At least in my case, I know this is how it goes so it’s never a surprise. But it’s lonely behind the scenes in a thankless role.
I empathise with the uncredited, but at the end of the day the reward is in the quality of your output.
If you are a permanent employee and get a good salary I can follow your argument, you are a cog in a machine and get reimbursed regularly. But if you are hired project by project and get paid some lump sum (and probably not a good one), then exposure in credits and on IMDb is really valuable.
🙄 While I'd agree with you if I didn't doubt you about credited pets and kids without actual roles, I'm pretty certain nobody has a problem with the memorial title cards.
I barely watch any movie and yet i saw pets and new born being credited. It happens, their's no doubt about it. As for the memorial, i didn't say it was a bax thing. Neither of this is a bad thing. i was just pointing at something i observed that is in a striking contrast with 80% of the vfx team being uncredited in Oppenheimer.
This is pretty normal. When I worked in vfx the studio I worked for took out pages in variety to give everyone a credit.
Most of the people who work on a film don’t get credit. There is above the line and below the line , they get credit. Most people aren’t even on the page.
I was able to get a credit once and my parents were proud.
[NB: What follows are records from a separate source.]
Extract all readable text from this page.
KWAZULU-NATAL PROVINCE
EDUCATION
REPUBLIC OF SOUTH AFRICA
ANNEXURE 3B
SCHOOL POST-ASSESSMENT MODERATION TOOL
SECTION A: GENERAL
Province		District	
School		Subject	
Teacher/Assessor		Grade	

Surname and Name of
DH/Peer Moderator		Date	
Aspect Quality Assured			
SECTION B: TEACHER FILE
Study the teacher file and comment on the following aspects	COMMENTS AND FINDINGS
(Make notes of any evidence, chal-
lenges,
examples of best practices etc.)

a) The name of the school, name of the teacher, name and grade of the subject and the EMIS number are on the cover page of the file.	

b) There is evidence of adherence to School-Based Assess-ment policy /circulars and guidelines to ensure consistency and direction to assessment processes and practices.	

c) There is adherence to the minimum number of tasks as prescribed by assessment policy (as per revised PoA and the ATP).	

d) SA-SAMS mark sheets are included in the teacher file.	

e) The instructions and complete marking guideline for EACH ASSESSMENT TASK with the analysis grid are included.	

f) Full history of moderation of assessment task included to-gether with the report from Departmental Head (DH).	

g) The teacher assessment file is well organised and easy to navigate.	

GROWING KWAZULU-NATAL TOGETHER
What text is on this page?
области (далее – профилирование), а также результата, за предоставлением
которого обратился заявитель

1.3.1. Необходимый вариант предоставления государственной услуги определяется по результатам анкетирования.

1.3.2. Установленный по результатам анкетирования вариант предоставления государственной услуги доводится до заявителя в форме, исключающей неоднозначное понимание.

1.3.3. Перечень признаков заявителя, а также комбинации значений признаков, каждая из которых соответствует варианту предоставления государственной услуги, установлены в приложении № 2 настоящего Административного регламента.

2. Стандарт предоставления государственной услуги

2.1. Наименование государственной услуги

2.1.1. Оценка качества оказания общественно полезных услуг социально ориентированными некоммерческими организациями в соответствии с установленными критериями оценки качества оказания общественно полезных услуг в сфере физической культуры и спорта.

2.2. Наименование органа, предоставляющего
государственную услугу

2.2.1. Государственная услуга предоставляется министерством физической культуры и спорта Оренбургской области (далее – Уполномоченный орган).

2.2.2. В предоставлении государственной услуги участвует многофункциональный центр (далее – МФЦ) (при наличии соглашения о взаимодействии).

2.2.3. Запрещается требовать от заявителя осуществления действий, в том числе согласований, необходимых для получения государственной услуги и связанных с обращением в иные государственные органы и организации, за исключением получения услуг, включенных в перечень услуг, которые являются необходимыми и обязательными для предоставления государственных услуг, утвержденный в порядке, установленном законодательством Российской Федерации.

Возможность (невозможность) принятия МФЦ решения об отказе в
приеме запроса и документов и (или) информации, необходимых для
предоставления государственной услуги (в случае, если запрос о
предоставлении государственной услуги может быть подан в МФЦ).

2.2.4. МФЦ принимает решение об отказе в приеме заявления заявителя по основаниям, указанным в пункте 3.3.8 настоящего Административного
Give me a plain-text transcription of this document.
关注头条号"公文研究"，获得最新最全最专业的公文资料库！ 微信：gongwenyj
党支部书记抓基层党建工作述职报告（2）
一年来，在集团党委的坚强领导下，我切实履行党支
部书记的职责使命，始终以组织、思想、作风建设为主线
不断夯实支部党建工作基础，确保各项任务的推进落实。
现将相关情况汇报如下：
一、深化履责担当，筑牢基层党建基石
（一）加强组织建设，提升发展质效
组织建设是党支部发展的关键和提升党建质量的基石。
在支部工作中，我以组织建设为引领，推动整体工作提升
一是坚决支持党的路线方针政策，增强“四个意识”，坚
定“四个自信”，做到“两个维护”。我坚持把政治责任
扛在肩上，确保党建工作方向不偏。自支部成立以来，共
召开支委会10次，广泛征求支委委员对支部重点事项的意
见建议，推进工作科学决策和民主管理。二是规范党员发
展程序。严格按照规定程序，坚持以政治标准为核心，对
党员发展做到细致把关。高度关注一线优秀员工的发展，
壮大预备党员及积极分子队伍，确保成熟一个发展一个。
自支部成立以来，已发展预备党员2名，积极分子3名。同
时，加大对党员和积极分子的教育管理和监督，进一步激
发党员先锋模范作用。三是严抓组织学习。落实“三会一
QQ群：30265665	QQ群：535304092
I wouldn't think the recognition from the public would be main reason. I figured that the biggest reason you'd want the credit is for future employers to see your name attached to a film. I would imagine they would be the ones to either sit through credits or search a credits database to see who worked on which films or worked on films recently.
At the very least add a QR code with links to a document containing all names involved. Wouldnt be hard and a database like that wouldn't cost much to run.
I don't like this idea at all. QR codes are just a different way of encoding a URL, so as soon as someone stops paying the hosting bill that extended credits document is gone. Credits are in the movie itself so they can't be erased or forgotten. I highly doubt a web server for a movie, even an Oscar winner, is going to be online in 20-30 years from now.
People who think a Hollywood director sits down with a list of names and reviews all the credits should really get a reality check. Thousands of people work on a film like this, and sometimes not even directly with the director. In case of these VFX artist they were most probably a third party studio not at all affiliated with Nolan. How should he know who works for one of their service providers.
I don’t understand why this keeps happening. It’s zero effort to add a person, a dozen or even a thousand to the list, and nobody loses anything by simply writing in a name.
I gave up on movies the moment jar jar binks appeared on screen. I walked out and have never been back. However when I did watch movies, I always watched to the end of the credits as the musicians were always last. I am a musician.